Bun­de­sar­beits­gericht, Beschluss vom 19.12.2019, AZ 8 AZR 2/19

Eine unmit­tel­bare Benachteili­gung wegen des Geschlechts kann nach § 8 Abs. 1 AGG in union­srecht­skon­former Ausle­gung nur zuläs­sig sein, wenn es um den Zugang zur Beschäf­ti­gung ein­schließlich der zu diesem Zweck erfol­gen­den Berufs­bil­dung geht und ein geschlechts­be­zo­genes Merk­mal auf­grund der Art ein­er bes­timmten beru­flichen Tätigkeit oder der Bedin­gun­gen ihrer Ausübung eine wesentliche und entschei­dende beru­fliche Anforderung darstellt, sofern es sich um einen recht­mäßi­gen Zweck und eine angemessene Anforderung handelt. 

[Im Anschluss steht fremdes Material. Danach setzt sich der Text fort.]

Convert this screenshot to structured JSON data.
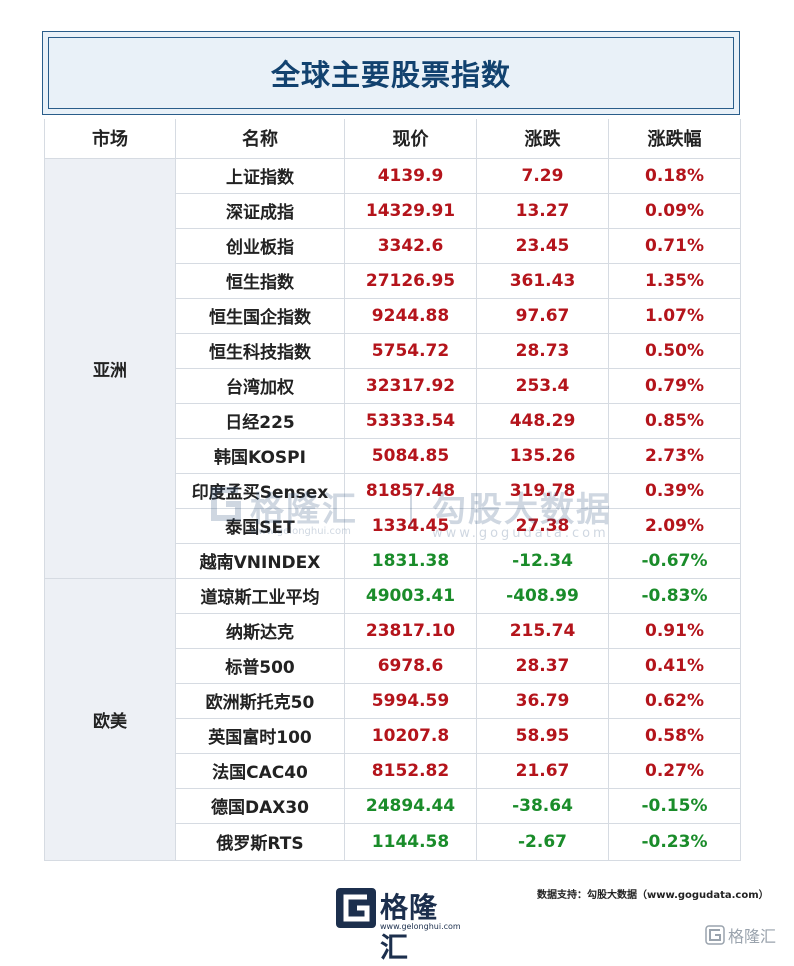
{
  "title": "全球主要股票指数",
  "headers": {
    "market": "市场",
    "name": "名称",
    "price": "现价",
    "change": "涨跌",
    "change_pct": "涨跌幅"
  },
  "regions": {
    "asia": "亚洲",
    "euam": "欧美"
  },
  "rows": [
    {
      "name": "上证指数",
      "price": "4139.9",
      "change": "7.29",
      "pct": "0.18%",
      "dir": "up"
    },
    {
      "name": "深证成指",
      "price": "14329.91",
      "change": "13.27",
      "pct": "0.09%",
      "dir": "up"
    },
    {
      "name": "创业板指",
      "price": "3342.6",
      "change": "23.45",
      "pct": "0.71%",
      "dir": "up"
    },
    {
      "name": "恒生指数",
      "price": "27126.95",
      "change": "361.43",
      "pct": "1.35%",
      "dir": "up"
    },
    {
      "name": "恒生国企指数",
      "price": "9244.88",
      "change": "97.67",
      "pct": "1.07%",
      "dir": "up"
    },
    {
      "name": "恒生科技指数",
      "price": "5754.72",
      "change": "28.73",
      "pct": "0.50%",
      "dir": "up"
    },
    {
      "name": "台湾加权",
      "price": "32317.92",
      "change": "253.4",
      "pct": "0.79%",
      "dir": "up"
    },
    {
      "name": "日经225",
      "price": "53333.54",
      "change": "448.29",
      "pct": "0.85%",
      "dir": "up"
    },
    {
      "name": "韩国KOSPI",
      "price": "5084.85",
      "change": "135.26",
      "pct": "2.73%",
      "dir": "up"
    },
    {
      "name": "印度孟买Sensex",
      "price": "81857.48",
      "change": "319.78",
      "pct": "0.39%",
      "dir": "up"
    },
    {
      "name": "泰国SET",
      "price": "1334.45",
      "change": "27.38",
      "pct": "2.09%",
      "dir": "up"
    },
    {
      "name": "越南VNINDEX",
      "price": "1831.38",
      "change": "-12.34",
      "pct": "-0.67%",
      "dir": "down"
    },
    {
      "name": "道琼斯工业平均",
      "price": "49003.41",
      "change": "-408.99",
      "pct": "-0.83%",
      "dir": "down"
    },
    {
      "name": "纳斯达克",
      "price": "23817.10",
      "change": "215.74",
      "pct": "0.91%",
      "dir": "up"
    },
    {
      "name": "标普500",
      "price": "6978.6",
      "change": "28.37",
      "pct": "0.41%",
      "dir": "up"
    },
    {
      "name": "欧洲斯托克50",
      "price": "5994.59",
      "change": "36.79",
      "pct": "0.62%",
      "dir": "up"
    },
    {
      "name": "英国富时100",
      "price": "10207.8",
      "change": "58.95",
      "pct": "0.58%",
      "dir": "up"
    },
    {
      "name": "法国CAC40",
      "price": "8152.82",
      "change": "21.67",
      "pct": "0.27%",
      "dir": "up"
    },
    {
      "name": "德国DAX30",
      "price": "24894.44",
      "change": "-38.64",
      "pct": "-0.15%",
      "dir": "down"
    },
    {
      "name": "俄罗斯RTS",
      "price": "1144.58",
      "change": "-2.67",
      "pct": "-0.23%",
      "dir": "down"
    }
  ],
  "watermark": {
    "brand": "格隆汇",
    "brand_url": "www.gelonghui.com",
    "gogu": "勾股大数据",
    "gogu_url": "www.gogudata.com"
  },
  "footer": {
    "brand": "格隆汇",
    "brand_url": "www.gelonghui.com",
    "source": "数据支持：勾股大数据（www.gogudata.com）",
    "corner": "格隆汇"
  },
  "colors": {
    "up": "#b4141b",
    "down": "#1a8c2a",
    "title": "#12426f",
    "region_bg": "#edf0f5"
  }
}
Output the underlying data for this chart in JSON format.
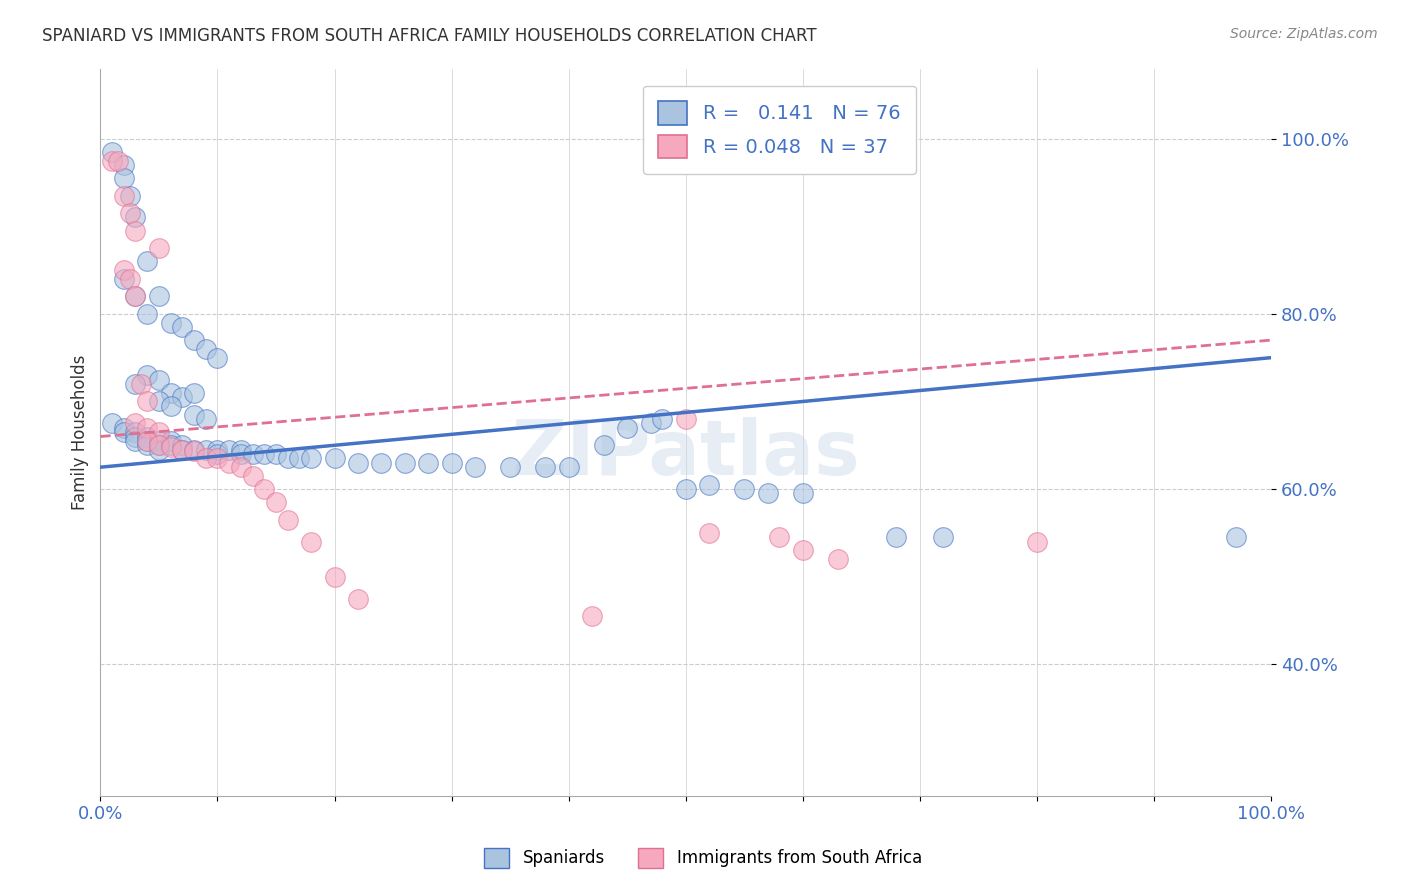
{
  "title": "SPANIARD VS IMMIGRANTS FROM SOUTH AFRICA FAMILY HOUSEHOLDS CORRELATION CHART",
  "source_text": "Source: ZipAtlas.com",
  "ylabel": "Family Households",
  "xlim": [
    0,
    1.0
  ],
  "ylim": [
    0.25,
    1.08
  ],
  "yticks": [
    0.4,
    0.6,
    0.8,
    1.0
  ],
  "ytick_labels": [
    "40.0%",
    "60.0%",
    "80.0%",
    "100.0%"
  ],
  "xtick_labels_left": "0.0%",
  "xtick_labels_right": "100.0%",
  "blue_R": 0.141,
  "blue_N": 76,
  "pink_R": 0.048,
  "pink_N": 37,
  "blue_color": "#aac4e0",
  "pink_color": "#f5a8be",
  "blue_line_color": "#4472c4",
  "pink_line_color": "#e07090",
  "watermark": "ZIPatlas",
  "blue_scatter": [
    [
      0.01,
      0.985
    ],
    [
      0.02,
      0.97
    ],
    [
      0.02,
      0.955
    ],
    [
      0.025,
      0.935
    ],
    [
      0.03,
      0.91
    ],
    [
      0.04,
      0.86
    ],
    [
      0.02,
      0.84
    ],
    [
      0.03,
      0.82
    ],
    [
      0.04,
      0.8
    ],
    [
      0.05,
      0.82
    ],
    [
      0.06,
      0.79
    ],
    [
      0.07,
      0.785
    ],
    [
      0.08,
      0.77
    ],
    [
      0.09,
      0.76
    ],
    [
      0.1,
      0.75
    ],
    [
      0.04,
      0.73
    ],
    [
      0.05,
      0.725
    ],
    [
      0.03,
      0.72
    ],
    [
      0.06,
      0.71
    ],
    [
      0.07,
      0.705
    ],
    [
      0.08,
      0.71
    ],
    [
      0.05,
      0.7
    ],
    [
      0.06,
      0.695
    ],
    [
      0.08,
      0.685
    ],
    [
      0.09,
      0.68
    ],
    [
      0.01,
      0.675
    ],
    [
      0.02,
      0.67
    ],
    [
      0.02,
      0.665
    ],
    [
      0.03,
      0.665
    ],
    [
      0.03,
      0.66
    ],
    [
      0.03,
      0.655
    ],
    [
      0.04,
      0.66
    ],
    [
      0.04,
      0.655
    ],
    [
      0.04,
      0.65
    ],
    [
      0.05,
      0.655
    ],
    [
      0.05,
      0.65
    ],
    [
      0.05,
      0.645
    ],
    [
      0.06,
      0.655
    ],
    [
      0.06,
      0.65
    ],
    [
      0.07,
      0.65
    ],
    [
      0.07,
      0.645
    ],
    [
      0.08,
      0.645
    ],
    [
      0.09,
      0.645
    ],
    [
      0.1,
      0.645
    ],
    [
      0.1,
      0.64
    ],
    [
      0.11,
      0.645
    ],
    [
      0.12,
      0.645
    ],
    [
      0.12,
      0.64
    ],
    [
      0.13,
      0.64
    ],
    [
      0.14,
      0.64
    ],
    [
      0.15,
      0.64
    ],
    [
      0.16,
      0.635
    ],
    [
      0.17,
      0.635
    ],
    [
      0.18,
      0.635
    ],
    [
      0.2,
      0.635
    ],
    [
      0.22,
      0.63
    ],
    [
      0.24,
      0.63
    ],
    [
      0.26,
      0.63
    ],
    [
      0.28,
      0.63
    ],
    [
      0.3,
      0.63
    ],
    [
      0.32,
      0.625
    ],
    [
      0.35,
      0.625
    ],
    [
      0.38,
      0.625
    ],
    [
      0.4,
      0.625
    ],
    [
      0.43,
      0.65
    ],
    [
      0.45,
      0.67
    ],
    [
      0.47,
      0.675
    ],
    [
      0.48,
      0.68
    ],
    [
      0.5,
      0.6
    ],
    [
      0.52,
      0.605
    ],
    [
      0.55,
      0.6
    ],
    [
      0.57,
      0.595
    ],
    [
      0.6,
      0.595
    ],
    [
      0.68,
      0.545
    ],
    [
      0.72,
      0.545
    ],
    [
      0.97,
      0.545
    ]
  ],
  "pink_scatter": [
    [
      0.01,
      0.975
    ],
    [
      0.015,
      0.975
    ],
    [
      0.02,
      0.935
    ],
    [
      0.025,
      0.915
    ],
    [
      0.03,
      0.895
    ],
    [
      0.05,
      0.875
    ],
    [
      0.02,
      0.85
    ],
    [
      0.025,
      0.84
    ],
    [
      0.03,
      0.82
    ],
    [
      0.035,
      0.72
    ],
    [
      0.04,
      0.7
    ],
    [
      0.03,
      0.675
    ],
    [
      0.04,
      0.67
    ],
    [
      0.05,
      0.665
    ],
    [
      0.04,
      0.655
    ],
    [
      0.05,
      0.65
    ],
    [
      0.06,
      0.648
    ],
    [
      0.07,
      0.645
    ],
    [
      0.08,
      0.643
    ],
    [
      0.09,
      0.635
    ],
    [
      0.1,
      0.635
    ],
    [
      0.11,
      0.63
    ],
    [
      0.12,
      0.625
    ],
    [
      0.13,
      0.615
    ],
    [
      0.14,
      0.6
    ],
    [
      0.15,
      0.585
    ],
    [
      0.16,
      0.565
    ],
    [
      0.18,
      0.54
    ],
    [
      0.2,
      0.5
    ],
    [
      0.22,
      0.475
    ],
    [
      0.42,
      0.455
    ],
    [
      0.5,
      0.68
    ],
    [
      0.52,
      0.55
    ],
    [
      0.58,
      0.545
    ],
    [
      0.6,
      0.53
    ],
    [
      0.63,
      0.52
    ],
    [
      0.8,
      0.54
    ]
  ]
}
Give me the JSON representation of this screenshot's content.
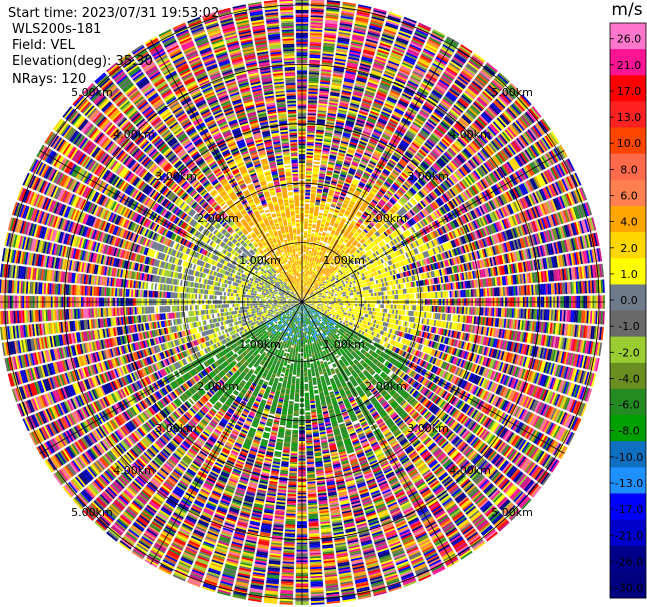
{
  "info": {
    "start_time": "Start time: 2023/07/31 19:53:02",
    "instrument": "WLS200s-181",
    "field": "Field: VEL",
    "elevation": "Elevation(deg): 35.30",
    "nrays": "NRays: 120"
  },
  "chart_data": {
    "type": "heatmap",
    "projection": "polar PPI",
    "field": "VEL",
    "units": "m/s",
    "n_rays": 120,
    "elevation_deg": 35.3,
    "range_rings_km": [
      1.0,
      2.0,
      3.0,
      4.0,
      5.0
    ],
    "max_range_km": 5.1,
    "ring_label_text": [
      "1.00km",
      "2.00km",
      "3.00km",
      "4.00km",
      "5.00km"
    ],
    "colorbar": {
      "unit": "m/s",
      "range": [
        -30,
        30
      ],
      "tick_labels": [
        "26.0",
        "21.0",
        "17.0",
        "13.0",
        "10.0",
        "8.0",
        "6.0",
        "4.0",
        "2.0",
        "1.0",
        "0.0",
        "-1.0",
        "-2.0",
        "-4.0",
        "-6.0",
        "-8.0",
        "-10.0",
        "-13.0",
        "-17.0",
        "-21.0",
        "-26.0",
        "-30.0"
      ],
      "colors": [
        "#ff77cc",
        "#ff1493",
        "#ff0000",
        "#ff2222",
        "#ff4500",
        "#ff6a4a",
        "#ff7f50",
        "#ffa500",
        "#ffd700",
        "#ffff00",
        "#6e7b8b",
        "#696969",
        "#9acd32",
        "#6b8e23",
        "#228b22",
        "#00a000",
        "#0f6fc0",
        "#1e90ff",
        "#0000ff",
        "#0000cd",
        "#00008b",
        "#000080"
      ]
    },
    "structure": {
      "inner_signal_radius_km": 2.5,
      "noise_colors": [
        "#ff1493",
        "#ff69b4",
        "#ff0000",
        "#0000cd",
        "#00008b",
        "#000080",
        "#ffa500",
        "#ff4500",
        "#ffff00",
        "#ffd700",
        "#9acd32",
        "#228b22",
        "#6b8e23",
        "#0000ff",
        "#ff7f50",
        "#696969",
        "#c71585"
      ]
    }
  }
}
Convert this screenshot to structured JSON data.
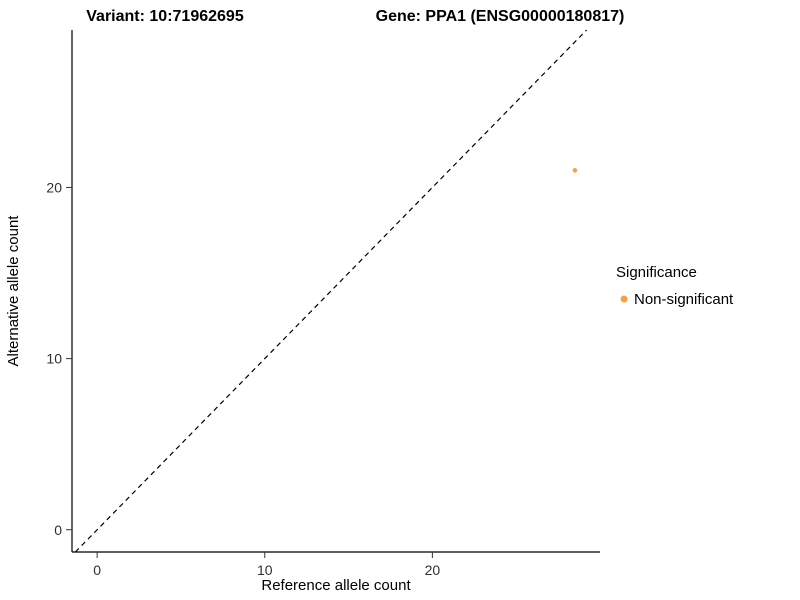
{
  "chart_data": {
    "type": "scatter",
    "title_left": "Variant: 10:71962695",
    "title_right": "Gene: PPA1 (ENSG00000180817)",
    "xlabel": "Reference allele count",
    "ylabel": "Alternative allele count",
    "x_domain": [
      -1.5,
      30.0
    ],
    "y_domain": [
      -1.3,
      29.2
    ],
    "x_ticks": [
      0,
      10,
      20
    ],
    "y_ticks": [
      0,
      10,
      20
    ],
    "grid": "off",
    "points": [
      {
        "x": 28.5,
        "y": 21,
        "series": "Non-significant"
      }
    ],
    "point_color": "#F9A03F",
    "point_radius": 2.3,
    "identity_line": {
      "style": "dashed",
      "from": -1.3,
      "to": 29.2
    },
    "legend": {
      "title": "Significance",
      "position": "right",
      "entries": [
        {
          "label": "Non-significant",
          "color": "#F9A03F"
        }
      ]
    }
  }
}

Der Kläger hat­te sich im Juni 2017 ohne Erfolg bei dem Beklagten, ein­er genehmigten Pri­vatschule in Bay­ern, auf die für eine „Fach­lehrerin Sport (w)“ aus­geschriebene Stelle bewor­ben. Mit sein­er Klage ver­langt er von dem Beklagten eine Entschädi­gung nach § 15 Abs. 2 AGG* mit der Begrün­dung, der Beklagte habe ihn ent­ge­gen den Vor­gaben des AGG wegen seines Geschlechts benachteiligt. Der Beklagte meint, die Nicht­berück­sich­ti­gung des Klägers im Stel­lenbe­set­zungs-ver­fahren sei nach § 8 Abs. 1 AGG** zuläs­sig gewe­sen. Das Schamge­fühl von Schü­lerin­nen kön­nte beein­trächtigt wer­den, wenn es bei Hil­festel­lun­gen im nach Geschlechtern getren­nt durchge­führten Sportun­ter­richt zu Berührun­gen der Schü­lerin­nen durch männliche Sportlehrkräfte komme bzw. diese die Umk­lei­deräume betreten müssten, um dort für Ord­nung zu sorgen.

Die Vorin­stanzen haben die Klage abgewiesen. Die Revi­sion des Klägers hat­te vor dem Acht­en Sen­at des Bun­de­sar­beits­gerichts Erfolg. Der Kläger hat dem Grunde nach einen Anspruch auf Zahlung ein­er Entschädi­gung nach § 15 Abs. 2 AGG. Ent­ge­gen der Annahme des Lan­desar­beits­gerichts hat der Beklagte nicht den Vor­gaben des AGG und des Union­srechts entsprechend dar­ge­tan, dass für die stre­it­ge­gen­ständliche Stelle ein geschlechts­be­zo­genes Merk­mal eine wesentliche und entschei­dende sowie angemessene beru­fliche Anforderung iSv. § 8 Abs. 1 AGG ist. Über die Höhe der Entschädi­gung kon­nte der Sen­at auf­grund der bis­lang vom Lan­desar­beits­gericht getrof­fe­nen Fest­stel­lun­gen nicht selb­st entschei­den. Dies führte zur Aufhe­bung des ange­focht­e­nen Urteils und zur Zurück­ver­weisung der Sache an das Lan­desar­beits­gericht zur neuen Ver­hand­lung und Entscheidung.